DIE LINKE steht für eine dezentrale, eine in den Regionen verankerte Energiewende, die sozial und demokratisch ausgestaltet ist. Die regional gestaltete Energiewende als alternativer Pfad zur Dominanz der großen Stromkonzerne muss unumkehrbar gestaltet werden. Diese Zielvorstellungen kann der BUND unterschreiben. Die Zustimmung der Regierungsmitglieder der LINKEN zum Kabinettsbeschluss über den Braunkohlenplan Welzow-Süd II entspricht diesem Anspruch allerdings nicht. Insofern ist diese Aussage im Wahlprogramm wenig glaubwürdig, zumal die bisherigen Minister erneut als KandidatInnen für den Landtag aufgestellt wurden. Das Ziel im Programm der LINKEN, für eine Zukunft ohne Atomkraft, Kohle und Öl rückt in unerreichbare Ferne, wenn die geplanten Braunkohlentagebaue Welzow-Süd II und Jänschwalde-Nord aufgeschlossen werden, da damit die Braunkohlenverstromung weit über das Jahr 2040 festgezurrt wird. Außerdem wurde der Landtagsbeschluss missachtet, dass neue Tagebaue nur noch genehmigt werden sollen, wenn die dazugehörigen Kraftwerke mit CCS-Technik ausgestattet wurden. Für das Ziel der LINKEN, ein Kohleausstiegsgesetz zu verabschieden, sichert der BUND schon jetzt seine Unterstützung zu. Das Ziel, Speichertechnologien für Energie zu entwickeln, wird vom BUND geteilt.

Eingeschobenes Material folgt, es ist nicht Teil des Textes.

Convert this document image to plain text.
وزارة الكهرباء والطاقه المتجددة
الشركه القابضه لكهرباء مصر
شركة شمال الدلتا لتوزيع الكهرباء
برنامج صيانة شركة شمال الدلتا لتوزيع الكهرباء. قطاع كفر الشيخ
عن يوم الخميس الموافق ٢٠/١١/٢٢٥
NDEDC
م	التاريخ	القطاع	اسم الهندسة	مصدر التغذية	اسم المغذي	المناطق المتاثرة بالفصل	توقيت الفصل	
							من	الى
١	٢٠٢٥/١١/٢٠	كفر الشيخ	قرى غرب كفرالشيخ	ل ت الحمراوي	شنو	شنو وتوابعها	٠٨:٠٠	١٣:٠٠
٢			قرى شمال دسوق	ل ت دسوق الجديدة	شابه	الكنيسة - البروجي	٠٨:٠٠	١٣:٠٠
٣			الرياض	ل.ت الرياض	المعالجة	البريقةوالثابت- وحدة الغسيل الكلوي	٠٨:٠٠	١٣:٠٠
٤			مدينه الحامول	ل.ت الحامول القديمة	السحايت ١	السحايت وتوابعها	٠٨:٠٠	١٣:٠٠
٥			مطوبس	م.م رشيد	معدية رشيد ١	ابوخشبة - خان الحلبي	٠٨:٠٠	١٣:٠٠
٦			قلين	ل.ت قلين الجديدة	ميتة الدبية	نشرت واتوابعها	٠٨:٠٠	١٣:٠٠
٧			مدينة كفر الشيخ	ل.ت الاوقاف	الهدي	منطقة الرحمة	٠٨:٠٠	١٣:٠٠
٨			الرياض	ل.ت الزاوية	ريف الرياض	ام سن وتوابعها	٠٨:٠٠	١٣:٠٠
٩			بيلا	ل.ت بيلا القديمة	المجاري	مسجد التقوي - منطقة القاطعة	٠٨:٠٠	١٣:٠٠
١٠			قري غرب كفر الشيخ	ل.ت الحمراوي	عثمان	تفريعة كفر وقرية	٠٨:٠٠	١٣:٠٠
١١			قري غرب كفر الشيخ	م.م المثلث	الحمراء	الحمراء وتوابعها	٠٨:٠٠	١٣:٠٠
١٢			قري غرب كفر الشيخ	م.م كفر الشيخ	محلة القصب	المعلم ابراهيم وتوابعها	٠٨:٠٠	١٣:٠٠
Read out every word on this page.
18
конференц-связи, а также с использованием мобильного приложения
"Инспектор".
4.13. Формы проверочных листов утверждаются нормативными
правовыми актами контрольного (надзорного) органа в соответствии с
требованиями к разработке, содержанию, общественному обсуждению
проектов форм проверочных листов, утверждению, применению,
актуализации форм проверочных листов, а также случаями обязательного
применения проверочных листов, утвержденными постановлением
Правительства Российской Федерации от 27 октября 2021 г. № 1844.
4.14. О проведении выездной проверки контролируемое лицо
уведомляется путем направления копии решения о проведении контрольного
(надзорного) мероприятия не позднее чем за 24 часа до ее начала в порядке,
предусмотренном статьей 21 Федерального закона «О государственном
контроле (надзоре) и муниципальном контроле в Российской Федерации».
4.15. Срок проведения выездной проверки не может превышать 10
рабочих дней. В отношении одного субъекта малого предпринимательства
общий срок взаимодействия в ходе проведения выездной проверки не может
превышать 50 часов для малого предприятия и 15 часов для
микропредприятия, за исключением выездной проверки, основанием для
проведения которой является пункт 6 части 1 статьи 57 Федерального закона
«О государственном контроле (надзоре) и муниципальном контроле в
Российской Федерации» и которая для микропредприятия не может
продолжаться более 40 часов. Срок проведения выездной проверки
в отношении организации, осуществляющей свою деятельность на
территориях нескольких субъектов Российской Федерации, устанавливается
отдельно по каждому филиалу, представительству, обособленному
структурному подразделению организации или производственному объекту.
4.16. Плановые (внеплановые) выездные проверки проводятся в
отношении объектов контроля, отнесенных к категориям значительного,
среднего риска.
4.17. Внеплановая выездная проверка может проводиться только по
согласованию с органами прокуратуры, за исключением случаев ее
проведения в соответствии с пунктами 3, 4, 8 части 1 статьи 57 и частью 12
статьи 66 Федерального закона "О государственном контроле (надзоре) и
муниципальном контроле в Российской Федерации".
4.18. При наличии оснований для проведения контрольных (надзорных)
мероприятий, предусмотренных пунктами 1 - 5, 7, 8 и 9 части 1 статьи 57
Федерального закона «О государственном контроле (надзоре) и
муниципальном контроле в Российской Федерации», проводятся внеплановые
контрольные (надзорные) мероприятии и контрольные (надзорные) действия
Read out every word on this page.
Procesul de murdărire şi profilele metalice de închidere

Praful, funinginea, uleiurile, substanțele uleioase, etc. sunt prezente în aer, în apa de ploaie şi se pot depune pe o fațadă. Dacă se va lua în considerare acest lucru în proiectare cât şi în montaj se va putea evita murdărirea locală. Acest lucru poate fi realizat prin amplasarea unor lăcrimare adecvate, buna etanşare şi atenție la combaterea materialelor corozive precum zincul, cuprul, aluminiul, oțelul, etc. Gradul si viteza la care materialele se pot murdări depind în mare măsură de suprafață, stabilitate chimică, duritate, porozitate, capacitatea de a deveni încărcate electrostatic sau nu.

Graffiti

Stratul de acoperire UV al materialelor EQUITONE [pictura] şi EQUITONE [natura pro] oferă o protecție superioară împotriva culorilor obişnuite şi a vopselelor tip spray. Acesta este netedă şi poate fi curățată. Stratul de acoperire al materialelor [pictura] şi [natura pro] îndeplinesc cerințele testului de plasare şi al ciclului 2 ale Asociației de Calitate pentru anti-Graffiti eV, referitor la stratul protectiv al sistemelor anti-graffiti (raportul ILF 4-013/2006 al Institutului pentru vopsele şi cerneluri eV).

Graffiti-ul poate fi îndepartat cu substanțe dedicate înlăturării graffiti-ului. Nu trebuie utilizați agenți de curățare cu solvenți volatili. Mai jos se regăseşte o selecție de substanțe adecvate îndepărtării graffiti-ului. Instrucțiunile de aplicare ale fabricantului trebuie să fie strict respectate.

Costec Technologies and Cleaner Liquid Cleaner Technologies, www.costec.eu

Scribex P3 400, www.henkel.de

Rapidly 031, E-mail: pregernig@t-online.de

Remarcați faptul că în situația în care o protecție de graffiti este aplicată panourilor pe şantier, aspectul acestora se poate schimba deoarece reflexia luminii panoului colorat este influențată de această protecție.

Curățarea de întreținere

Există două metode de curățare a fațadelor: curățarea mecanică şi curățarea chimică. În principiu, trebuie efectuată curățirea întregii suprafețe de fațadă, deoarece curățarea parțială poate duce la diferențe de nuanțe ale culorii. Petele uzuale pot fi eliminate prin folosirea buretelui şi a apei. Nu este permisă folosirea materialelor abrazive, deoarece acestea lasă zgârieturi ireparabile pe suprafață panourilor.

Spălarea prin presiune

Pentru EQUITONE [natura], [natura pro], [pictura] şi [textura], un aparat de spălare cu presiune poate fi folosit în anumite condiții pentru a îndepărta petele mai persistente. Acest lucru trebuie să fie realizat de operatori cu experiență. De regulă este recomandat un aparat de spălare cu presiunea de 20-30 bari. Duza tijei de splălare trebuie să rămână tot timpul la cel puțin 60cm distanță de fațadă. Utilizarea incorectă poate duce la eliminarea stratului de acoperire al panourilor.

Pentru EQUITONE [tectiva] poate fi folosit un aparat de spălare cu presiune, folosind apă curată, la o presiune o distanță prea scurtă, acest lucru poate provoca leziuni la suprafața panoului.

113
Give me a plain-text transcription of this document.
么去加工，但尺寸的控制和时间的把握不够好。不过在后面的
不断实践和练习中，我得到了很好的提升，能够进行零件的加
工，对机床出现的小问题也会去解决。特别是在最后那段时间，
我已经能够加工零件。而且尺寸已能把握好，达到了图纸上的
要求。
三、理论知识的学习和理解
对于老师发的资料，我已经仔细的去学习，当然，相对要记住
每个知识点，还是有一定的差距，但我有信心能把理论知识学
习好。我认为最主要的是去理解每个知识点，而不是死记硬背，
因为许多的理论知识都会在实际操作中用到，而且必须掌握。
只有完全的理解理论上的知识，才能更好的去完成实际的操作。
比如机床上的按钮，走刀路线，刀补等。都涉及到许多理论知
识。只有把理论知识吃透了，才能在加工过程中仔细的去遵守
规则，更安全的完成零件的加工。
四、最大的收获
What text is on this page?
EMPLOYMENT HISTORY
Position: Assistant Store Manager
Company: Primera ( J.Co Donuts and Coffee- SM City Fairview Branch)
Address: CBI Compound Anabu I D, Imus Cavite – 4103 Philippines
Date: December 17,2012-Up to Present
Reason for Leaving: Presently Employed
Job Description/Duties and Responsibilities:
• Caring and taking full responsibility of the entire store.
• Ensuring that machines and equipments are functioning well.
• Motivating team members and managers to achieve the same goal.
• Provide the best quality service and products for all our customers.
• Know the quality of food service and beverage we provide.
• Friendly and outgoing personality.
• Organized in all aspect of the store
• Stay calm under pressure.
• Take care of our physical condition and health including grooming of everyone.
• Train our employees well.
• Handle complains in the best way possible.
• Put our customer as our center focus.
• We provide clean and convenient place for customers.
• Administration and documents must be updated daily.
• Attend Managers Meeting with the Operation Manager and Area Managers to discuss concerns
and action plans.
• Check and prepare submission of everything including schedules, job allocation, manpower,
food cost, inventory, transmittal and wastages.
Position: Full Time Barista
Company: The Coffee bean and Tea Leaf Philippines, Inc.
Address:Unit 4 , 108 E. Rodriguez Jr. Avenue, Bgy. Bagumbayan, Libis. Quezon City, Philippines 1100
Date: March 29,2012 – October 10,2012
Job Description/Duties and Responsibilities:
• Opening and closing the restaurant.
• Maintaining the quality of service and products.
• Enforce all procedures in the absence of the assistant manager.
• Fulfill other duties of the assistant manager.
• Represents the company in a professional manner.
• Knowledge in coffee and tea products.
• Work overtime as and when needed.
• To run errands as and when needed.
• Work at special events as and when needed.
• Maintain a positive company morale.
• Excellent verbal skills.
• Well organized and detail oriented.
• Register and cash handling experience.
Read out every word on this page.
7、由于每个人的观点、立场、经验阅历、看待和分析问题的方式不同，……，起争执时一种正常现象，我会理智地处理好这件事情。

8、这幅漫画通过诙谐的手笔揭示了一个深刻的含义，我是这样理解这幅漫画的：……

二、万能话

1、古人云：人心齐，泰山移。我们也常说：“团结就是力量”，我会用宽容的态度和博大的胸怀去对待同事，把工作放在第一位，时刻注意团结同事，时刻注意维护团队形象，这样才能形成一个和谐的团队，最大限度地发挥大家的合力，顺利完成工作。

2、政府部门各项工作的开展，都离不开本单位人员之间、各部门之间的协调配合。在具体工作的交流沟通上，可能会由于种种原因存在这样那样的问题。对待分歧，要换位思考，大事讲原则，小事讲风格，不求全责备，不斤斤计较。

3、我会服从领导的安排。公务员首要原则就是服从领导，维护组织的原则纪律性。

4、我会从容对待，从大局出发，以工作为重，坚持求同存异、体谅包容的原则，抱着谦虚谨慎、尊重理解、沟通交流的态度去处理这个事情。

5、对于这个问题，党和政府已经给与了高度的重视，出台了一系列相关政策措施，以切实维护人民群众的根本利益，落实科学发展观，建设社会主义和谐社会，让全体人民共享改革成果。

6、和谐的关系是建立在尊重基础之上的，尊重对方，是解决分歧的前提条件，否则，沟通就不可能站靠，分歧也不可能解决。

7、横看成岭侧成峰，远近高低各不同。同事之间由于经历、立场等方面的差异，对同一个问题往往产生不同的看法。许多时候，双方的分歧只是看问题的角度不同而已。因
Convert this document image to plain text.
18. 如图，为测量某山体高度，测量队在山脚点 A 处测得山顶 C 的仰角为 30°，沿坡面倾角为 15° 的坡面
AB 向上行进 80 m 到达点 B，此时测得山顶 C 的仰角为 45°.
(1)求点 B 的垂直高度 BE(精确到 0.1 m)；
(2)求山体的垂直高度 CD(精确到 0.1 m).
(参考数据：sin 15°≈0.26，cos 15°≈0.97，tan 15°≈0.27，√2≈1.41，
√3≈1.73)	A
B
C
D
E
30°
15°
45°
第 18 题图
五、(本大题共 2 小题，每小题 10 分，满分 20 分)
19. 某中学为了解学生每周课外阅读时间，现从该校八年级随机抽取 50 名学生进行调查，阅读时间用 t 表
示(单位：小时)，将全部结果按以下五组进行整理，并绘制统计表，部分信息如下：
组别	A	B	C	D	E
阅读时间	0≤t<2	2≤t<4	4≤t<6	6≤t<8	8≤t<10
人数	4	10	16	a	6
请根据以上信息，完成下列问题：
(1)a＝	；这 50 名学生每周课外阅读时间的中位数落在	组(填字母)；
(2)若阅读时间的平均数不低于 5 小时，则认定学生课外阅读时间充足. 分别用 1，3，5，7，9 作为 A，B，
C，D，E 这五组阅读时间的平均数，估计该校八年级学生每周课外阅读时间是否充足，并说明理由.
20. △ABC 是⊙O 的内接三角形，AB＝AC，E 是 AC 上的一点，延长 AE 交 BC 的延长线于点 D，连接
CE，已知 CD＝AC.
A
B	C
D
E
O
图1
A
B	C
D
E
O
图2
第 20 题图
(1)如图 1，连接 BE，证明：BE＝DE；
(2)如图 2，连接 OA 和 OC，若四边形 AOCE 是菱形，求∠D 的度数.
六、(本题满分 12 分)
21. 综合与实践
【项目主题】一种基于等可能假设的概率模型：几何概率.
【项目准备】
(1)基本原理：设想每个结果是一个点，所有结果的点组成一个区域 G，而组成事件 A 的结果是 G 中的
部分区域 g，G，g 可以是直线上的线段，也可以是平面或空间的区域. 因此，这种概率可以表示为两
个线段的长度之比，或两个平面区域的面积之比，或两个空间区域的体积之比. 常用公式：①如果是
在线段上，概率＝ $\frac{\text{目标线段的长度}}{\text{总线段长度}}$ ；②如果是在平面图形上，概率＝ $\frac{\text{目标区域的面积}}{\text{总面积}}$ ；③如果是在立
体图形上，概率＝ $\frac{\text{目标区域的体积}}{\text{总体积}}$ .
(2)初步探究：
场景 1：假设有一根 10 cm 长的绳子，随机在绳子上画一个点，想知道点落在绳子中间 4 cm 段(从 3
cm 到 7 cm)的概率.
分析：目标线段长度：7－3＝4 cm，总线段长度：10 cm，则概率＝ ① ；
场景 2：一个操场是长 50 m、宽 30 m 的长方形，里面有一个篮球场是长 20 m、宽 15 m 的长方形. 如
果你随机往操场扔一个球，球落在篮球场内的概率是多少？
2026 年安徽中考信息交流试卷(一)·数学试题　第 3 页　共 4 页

Mit der Propagierung von Blockheizkraftwerken mit Kraft-Wärme-Kopplung, von kommunalen Energienetzen und von Energiegenossenschaft vertreten die LINKE begrüßenswerte Positionen in der Energiepolitik. Nach Vorstellung der LINKEN kann damit der Netzausbau reduziert werden. Richtig ist der Hinweis, dass der Energiepflanzenanbau nachhaltig erfolgen muss.

Besonders positiv wertet der BUND, dass die LINKEN CCS und Fracking eine klare Absage erteilen.

Der BUND begrüßt, dass die LINKEN umfassendere Beteiligungsrechte der Umwelt-, Tierschutz- und Naturschutzverbände erzielen wollen.

Die LINKEN sprechen sich gegen eine Privatisierung geschützter Flächen mit Ausnahme einer Übertragung an Naturschutzverbände aus. Das Nationale Naturerbe soll nach den Vorstellungen der LINKEN um 30.000 Hektar bundeseigener Flächen erweitert werden. Dafür soll ein Natur-Erbe-Fond geschaffen werden. Damit knüpfen die LINKEN an die erfolgreiche Übertragung von Gewässern aus dem Eigentum der BVVG an das Land Brandenburg an.

Viele Aussagen im Landtagswahlprogramm der LINKEN lassen sich nicht allein auf Landesebene verwirklichen.  Das Ziel, zehn Prozent der öffentlichen Wälder aus der Nutzung zu nehmen, ist beim hohen Anteil des Landeswaldes an den Forstflächen in Brandenburg besonders zu begrüßen. Die Aussagen zum europäischen Schutzgebietssystem Natura 2000 sind etwas unglaubwürdig, da die Überführung der Vogelschutzgebiete in Schutzgebiete nach dem Brandenburgischen Naturschutzanpassungsgesetz nicht vorangekommen ist. Das Ziel, Flussauen als Hochwasserrückhalteflächen zu nutzen, wird vom BUND unterstützt.